Onions and celery will break down faster and melt into the background, but carrots won’t. Carrots will stay in your soup in the exact pieces and forms they went in as, no matter how long you cook them. Another thing people don’t think of is that prolonged cooking with a large amount of carrots also adds sugar to liquids, not sugar like throwing a handful of sugar in your soup, but they do transfer a sweetness that can get overpowering if you’re aiming to showcase some other flavor–dried mushrooms are a good example as I wrote about in this post here.
So, to prevent my skin crawling from seeing too many carrots, I add different roots, but not just any roots, particular ones: carrots, but also parsnips and celery root, all members of the Apiaceae. You might be thinking: “Ok Alan, cool story, I know all those plants are related, what’s the big deal?”. The big deal is that other roots, particularly commonly used ones from Brassicaeae (turnips, rutabaga) take over all other flavors in whatever liquid their cooked in–they are not for this soup.
The other main ingredients here are parched wild rice, and black trumpet mushrooms. As many of you know, I cook nearly exclusively with parched wild rice, because, for general cooking, the flavor is far better than black paddy rice, and, it cooks in 20 minutes. If you can’t remember if you’ve had parched wild rice before, do yourself a favor and order some, I get mine from KC’s best, but there’s lots of sellers out there.
As far as the mushrooms, I like black trumpet mushrooms here because they have a strong flavor, but, unless you add European dried porcini, whatever mushrooms you add are going to be in the background flavor-wise here, and that’s a good thing. The trumpets will give you a subtle flavor, and add to the finished, dreamy end-product, but more so they’re here to add fun texture and color. That being said, I’ve included proportions for increasing the mushroom quantities if you want, or if you had a good harvest and have dried shrooms to burn.

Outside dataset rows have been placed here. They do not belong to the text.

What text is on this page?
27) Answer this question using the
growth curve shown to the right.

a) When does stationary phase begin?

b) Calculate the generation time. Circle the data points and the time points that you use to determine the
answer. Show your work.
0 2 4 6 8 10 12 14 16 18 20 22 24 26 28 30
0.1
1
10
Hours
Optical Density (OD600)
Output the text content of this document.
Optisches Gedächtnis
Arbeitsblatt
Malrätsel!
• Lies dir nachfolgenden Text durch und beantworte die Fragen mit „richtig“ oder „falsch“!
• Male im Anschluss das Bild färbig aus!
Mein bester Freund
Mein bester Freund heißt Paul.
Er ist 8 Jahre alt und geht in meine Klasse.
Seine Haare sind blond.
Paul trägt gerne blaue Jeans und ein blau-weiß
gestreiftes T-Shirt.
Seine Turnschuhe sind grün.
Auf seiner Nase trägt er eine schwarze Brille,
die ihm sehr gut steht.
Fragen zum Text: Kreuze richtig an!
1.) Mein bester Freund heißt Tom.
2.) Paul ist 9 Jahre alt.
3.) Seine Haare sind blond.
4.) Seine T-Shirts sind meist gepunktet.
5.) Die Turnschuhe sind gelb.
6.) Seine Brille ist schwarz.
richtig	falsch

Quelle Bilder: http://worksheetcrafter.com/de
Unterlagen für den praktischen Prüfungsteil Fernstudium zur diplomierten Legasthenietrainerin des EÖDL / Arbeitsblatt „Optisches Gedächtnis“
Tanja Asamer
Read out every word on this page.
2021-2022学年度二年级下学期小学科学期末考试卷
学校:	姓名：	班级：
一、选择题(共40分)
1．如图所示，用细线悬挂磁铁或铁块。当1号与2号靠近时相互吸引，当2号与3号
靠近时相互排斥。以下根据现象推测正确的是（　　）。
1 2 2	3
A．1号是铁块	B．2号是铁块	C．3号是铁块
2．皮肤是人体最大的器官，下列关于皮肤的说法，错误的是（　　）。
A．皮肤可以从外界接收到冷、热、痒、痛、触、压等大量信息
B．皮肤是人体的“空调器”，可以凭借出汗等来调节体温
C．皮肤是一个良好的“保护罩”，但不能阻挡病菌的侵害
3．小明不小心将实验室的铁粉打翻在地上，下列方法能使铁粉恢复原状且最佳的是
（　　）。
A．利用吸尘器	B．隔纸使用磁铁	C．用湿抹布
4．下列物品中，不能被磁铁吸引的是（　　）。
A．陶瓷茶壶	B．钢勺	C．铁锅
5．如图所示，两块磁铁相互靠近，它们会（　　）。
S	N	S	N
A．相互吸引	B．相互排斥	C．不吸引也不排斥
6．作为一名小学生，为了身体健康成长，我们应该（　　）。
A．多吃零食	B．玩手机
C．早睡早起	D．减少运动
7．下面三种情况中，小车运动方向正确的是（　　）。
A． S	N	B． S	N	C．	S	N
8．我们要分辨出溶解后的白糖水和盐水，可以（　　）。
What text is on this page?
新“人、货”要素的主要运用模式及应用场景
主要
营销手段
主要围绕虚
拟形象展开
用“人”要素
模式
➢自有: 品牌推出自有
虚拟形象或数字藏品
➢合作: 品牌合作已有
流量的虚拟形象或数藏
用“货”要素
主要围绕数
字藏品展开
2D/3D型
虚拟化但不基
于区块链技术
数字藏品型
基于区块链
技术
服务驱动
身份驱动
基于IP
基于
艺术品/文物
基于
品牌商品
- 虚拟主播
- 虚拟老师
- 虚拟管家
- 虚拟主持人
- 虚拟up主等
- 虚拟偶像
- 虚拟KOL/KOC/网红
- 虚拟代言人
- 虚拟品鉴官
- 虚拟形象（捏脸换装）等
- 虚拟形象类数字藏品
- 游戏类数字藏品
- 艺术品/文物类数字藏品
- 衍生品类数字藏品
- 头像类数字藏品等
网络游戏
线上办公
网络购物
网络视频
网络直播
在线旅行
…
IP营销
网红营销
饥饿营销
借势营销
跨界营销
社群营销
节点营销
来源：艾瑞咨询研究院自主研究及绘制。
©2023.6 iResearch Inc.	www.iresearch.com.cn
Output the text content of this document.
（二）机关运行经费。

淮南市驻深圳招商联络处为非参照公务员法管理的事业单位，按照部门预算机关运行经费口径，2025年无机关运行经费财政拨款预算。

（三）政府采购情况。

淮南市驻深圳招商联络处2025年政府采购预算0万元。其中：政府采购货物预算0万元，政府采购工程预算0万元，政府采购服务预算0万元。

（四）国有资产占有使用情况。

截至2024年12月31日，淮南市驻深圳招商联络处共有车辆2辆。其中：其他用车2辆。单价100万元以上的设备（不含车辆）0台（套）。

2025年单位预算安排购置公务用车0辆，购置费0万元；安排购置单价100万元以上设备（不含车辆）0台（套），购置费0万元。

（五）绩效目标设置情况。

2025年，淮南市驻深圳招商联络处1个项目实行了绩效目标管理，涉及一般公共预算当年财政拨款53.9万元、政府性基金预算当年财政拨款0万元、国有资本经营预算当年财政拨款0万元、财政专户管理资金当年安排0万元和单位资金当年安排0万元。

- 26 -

Turkey Wild Rice Cream Soup with Black Trumpet Mushrooms
- 25 grams black trumpet mushrooms about a heaping cup of dried mushrooms
- 2 ribs 4 oz celery, ½ inch dice
- 3 cups 12 oz mixed parsnips, celery root and carrots, ½ inch dice
- 1 4 oz medium yellow onion, ½ inch dice
- Scant ¾ cup parched wild rice
- 8 cups turkey stock from a turkey carcass
- 2 cups cooked turkey meat from the carcass roughly chopped
- ¼ cup dry sherry optional
- 2 strips bacon sliced thin
- 8 tablespoons unsalted butter
- ½ cup all purpose flour or equivalent
- Kosher salt to taste
- 2 dried bay leaves
- ½ teaspoon dried thyme optional
- Bring the wild rice to a simmer with 1.5 cups water, then turn the heat to low and cook until tender and the liquid is absorbed, about 20 minutes. Cover the rice and set aside. Soak the dried black trumpets in 3 cups of stock for 15 minutes, then agitate well to remove grit, remove the trumpets, strain the liquid and reserve.
- Very roughly chop the black trumpets—you still want to be able to chew them. In a gallon sized soup pot, render the bacon crisp until it’s given up it’s fat, then add the butter, onion and leek and cook on low heat 10 minutes.
- Add the remaining vegetables and cook a few minutes more. Add the sherry and cook off for a minute. Add the flour and stir to coat, carefully stirring to saturate the flour, then add the stock, black trumpets, thyme and bay leaves, bring the mixture to a simmer, and cook on the lowest heat possible for 20 minutes.
- Add the cooked wild rice, turkey and cream, cook for a minute or two more just to heat through, then double check the seasoning, adjust as needed, and serve. The soup is better the second day.